Impedance Matching

bryce66

Member
2001-11-08 11:05 am
Can anyone help me on the following please,

I have a SONY Mini Disk player the MZR700 which does not have a line out. It does of course have headphone out which drives 32 ohm impedence earphones.
What circuitry do I need to change the earphone out (32 ohm) to a standard line output signal to drive my main amplifier.

I have constructional and soldering experience its the circuit I need!

Thanks in advance for any help,

Bryce66
 
Most likely none.

I asssume you can take the signal as is and connect it to your amplifier.
I'm not a ear-phone specialist but if I remember right the top is left channel, the midsection right and the section closest to the cable are ground. You better check this first.

Take the signal and split it into normal RCA connectors on the amps side.

Just in case the output of the MD is sensitive to capacative loads in might be a good idea to put 100 ohms in series with each channel as early as possible in the phone-plug.

Janne
 
100 Ohms series resistors seems sufficient for me, mostly you will not need any circuit for matching. I tried both with different headphone outputs. Just remember the output volume setting.
As far as I know this output is intended to work also as a line output - the Sony is a small machine with not much space. Isn't there the mic input also working as a line input ?

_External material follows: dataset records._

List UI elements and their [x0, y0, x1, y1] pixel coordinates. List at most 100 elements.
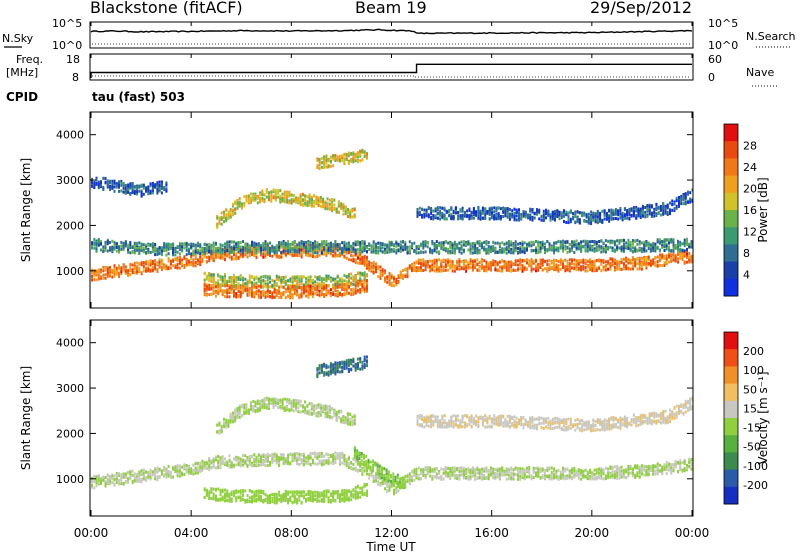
power-cell-band-1	[260, 278, 262, 282]
power-cell-band-0	[485, 269, 488, 273]
power-cell-band-5	[554, 209, 556, 213]
power-cell-band-0	[149, 260, 152, 264]
power-cell-band-0	[674, 259, 677, 263]
power-cell-band-1	[314, 280, 317, 284]
power-cell-band-5	[416, 211, 419, 215]
power-cell-band-0	[670, 260, 673, 264]
power-cell-band-5	[551, 211, 554, 214]
power-cell-band-6	[118, 183, 120, 187]
power-cell-band-0	[453, 267, 456, 271]
power-cell-band-0	[679, 256, 682, 260]
power-cell-band-0	[532, 267, 535, 271]
power-cell-band-7	[253, 251, 256, 255]
power-cell-band-7	[381, 246, 384, 250]
power-cell-band-5	[515, 214, 518, 218]
power-cell-band-7	[402, 246, 404, 249]
power-cell-band-5	[682, 193, 685, 196]
power-cell-band-0	[347, 250, 350, 254]
power-cell-band-2	[350, 288, 353, 292]
power-cell-band-2	[264, 295, 267, 299]
power-cell-band-1	[311, 280, 314, 284]
power-cell-band-0	[210, 257, 213, 261]
power-cell-band-0	[634, 262, 637, 266]
power-cell-band-0	[201, 253, 204, 257]
power-cell-band-0	[426, 260, 429, 263]
power-cell-band-6	[91, 184, 93, 188]
power-cell-band-2	[266, 293, 269, 297]
power-cell-band-0	[145, 260, 148, 264]
power-cell-band-0	[638, 267, 641, 271]
power-cell-band-3	[277, 190, 280, 194]
power-cell-band-2	[325, 293, 328, 297]
power-cell-band-5	[518, 208, 520, 212]
power-cell-band-0	[221, 253, 224, 257]
power-cell-band-5	[441, 212, 444, 215]
power-cell-band-0	[390, 273, 393, 277]
power-cell-band-0	[512, 268, 515, 272]
power-cell-band-0	[334, 247, 337, 251]
power-cell-band-5	[592, 213, 595, 217]
power-cell-band-7	[395, 244, 398, 248]
power-cell-band-2	[212, 285, 215, 289]
power-cell-band-3	[322, 205, 325, 209]
power-cell-band-1	[334, 280, 337, 283]
power-cell-band-3	[238, 197, 241, 200]
power-cell-band-2	[336, 291, 339, 294]
power-cell-band-3	[254, 197, 257, 201]
power-cell-band-1	[289, 279, 292, 283]
power-cell-band-0	[478, 269, 481, 273]
power-cell-band-4	[359, 159, 362, 163]
power-cell-band-0	[118, 275, 120, 279]
power-cell-band-0	[176, 266, 179, 270]
power-cell-band-5	[639, 210, 642, 214]
power-cell-band-4	[350, 159, 353, 163]
power-cell-band-3	[324, 201, 327, 205]
power-cell-band-5	[508, 217, 511, 221]
power-cell-band-2	[323, 287, 326, 291]
power-cell-band-2	[338, 292, 341, 295]
power-cell-band-0	[262, 255, 265, 259]
power-cell-band-3	[315, 196, 318, 199]
power-cell-band-1	[239, 275, 242, 279]
power-cell-band-7	[205, 245, 208, 249]
power-cell-band-5	[648, 207, 651, 211]
power-cell-band-0	[251, 250, 253, 254]
power-cell-band-3	[319, 204, 322, 208]
power-cell-band-7	[366, 246, 368, 250]
power-cell-band-7	[102, 245, 105, 249]
power-cell-band-0	[573, 258, 576, 262]
power-cell-band-3	[225, 213, 228, 217]
power-cell-band-7	[363, 240, 366, 244]
power-cell-band-1	[269, 280, 271, 284]
power-cell-band-0	[280, 255, 283, 259]
power-cell-band-3	[295, 200, 298, 204]
power-cell-band-0	[181, 258, 184, 262]
power-cell-band-7	[176, 250, 179, 254]
power-cell-band-7	[129, 251, 132, 255]
power-cell-band-7	[287, 243, 290, 247]
power-cell-band-6	[165, 189, 168, 193]
power-cell-band-7	[462, 240, 465, 244]
power-cell-band-0	[649, 263, 652, 266]
power-cell-band-5	[664, 209, 667, 213]
power-cell-band-0	[640, 261, 643, 265]
power-cell-band-0	[440, 259, 443, 263]
power-cell-band-7	[95, 245, 98, 249]
power-cell-band-7	[97, 243, 100, 247]
power-cell-band-7	[266, 243, 269, 247]
power-cell-band-6	[156, 181, 159, 185]
power-cell-band-1	[230, 277, 233, 281]
power-cell-band-0	[397, 274, 400, 278]
power-cell-band-0	[492, 259, 495, 263]
power-cell-band-7	[205, 248, 208, 252]
power-cell-band-7	[386, 248, 389, 252]
power-cell-band-5	[684, 196, 687, 200]
power-cell-band-7	[93, 243, 96, 247]
power-cell-band-7	[147, 251, 150, 255]
power-cell-band-0	[415, 266, 418, 270]
power-cell-band-0	[526, 258, 528, 262]
power-cell-band-5	[662, 208, 665, 212]
power-cell-band-1	[226, 279, 229, 283]
power-cell-band-6	[97, 182, 100, 186]
power-cell-band-7	[379, 244, 382, 248]
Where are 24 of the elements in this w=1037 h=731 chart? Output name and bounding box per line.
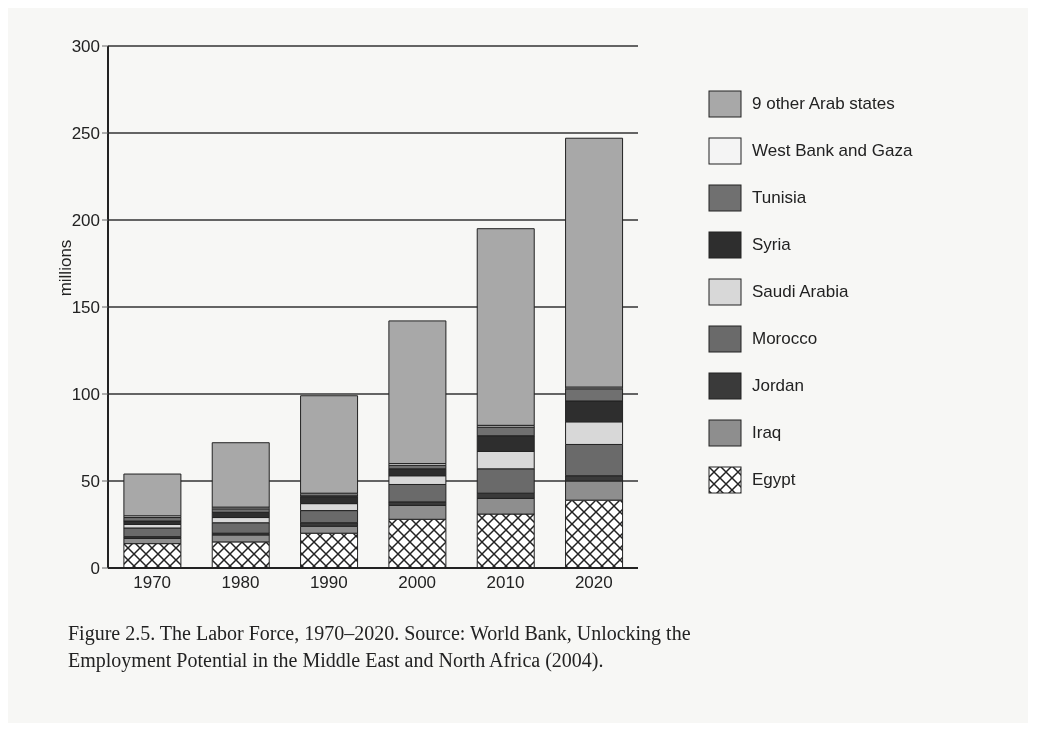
y-tick-label: 250 [71,124,100,144]
legend-label: Saudi Arabia [752,281,849,302]
y-tick-label: 50 [81,472,100,492]
y-tick-label: 200 [71,211,100,231]
x-tick-label: 1990 [309,573,348,593]
caption: Figure 2.5. The Labor Force, 1970–2020. Source: World Bank, Unlocking the Employment Potential in the Middle East and North Africa (2004). [68,621,692,674]
legend-label: Iraq [752,422,782,443]
x-tick-label: 2000 [398,573,437,593]
y-tick-label: 300 [71,37,100,57]
y-tick-label: 150 [71,298,100,318]
x-tick-label: 2010 [486,573,525,593]
y-axis-title: millions [56,239,77,297]
y-tick-label: 0 [90,559,100,579]
legend-label: Syria [752,234,791,255]
x-tick-label: 1980 [221,573,260,593]
legend-label: West Bank and Gaza [752,140,913,161]
legend-label: Tunisia [752,187,807,208]
x-tick-label: 1970 [133,573,172,593]
legend-label: Egypt [752,469,796,490]
legend-label: Morocco [752,328,818,349]
legend-label: 9 other Arab states [752,93,895,114]
x-tick-label: 2020 [574,573,613,593]
legend-label: Jordan [752,375,804,396]
y-tick-label: 100 [71,385,100,405]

Hedlund is right with the connection schema - there is no difference to a "normal" line stereo 3.5 jack (Tip-L, Ring-R, Ground).

If the volume is too high you can make a cable with a passive attenuator (a pad).

For a -14dB cable it would look like this:

<pre>
<font face=courier>
output-------------// cable //----------2k------input
|
510R
|
output-ground------// cable //------------------input-ground
</font>
</pre>
The two damping resistors per channel should be soldered in the output phono plug.



Normally any parallel resistors are not necessary, because a headphone output should not have an "open" cap at the output (to avoid the "plop" when you plug in the phones).
Cheaply constructed headphone outs (in budget CD players) sound worse than the line output because of the headphone amplifier distortions at low volumes and an increase of noise.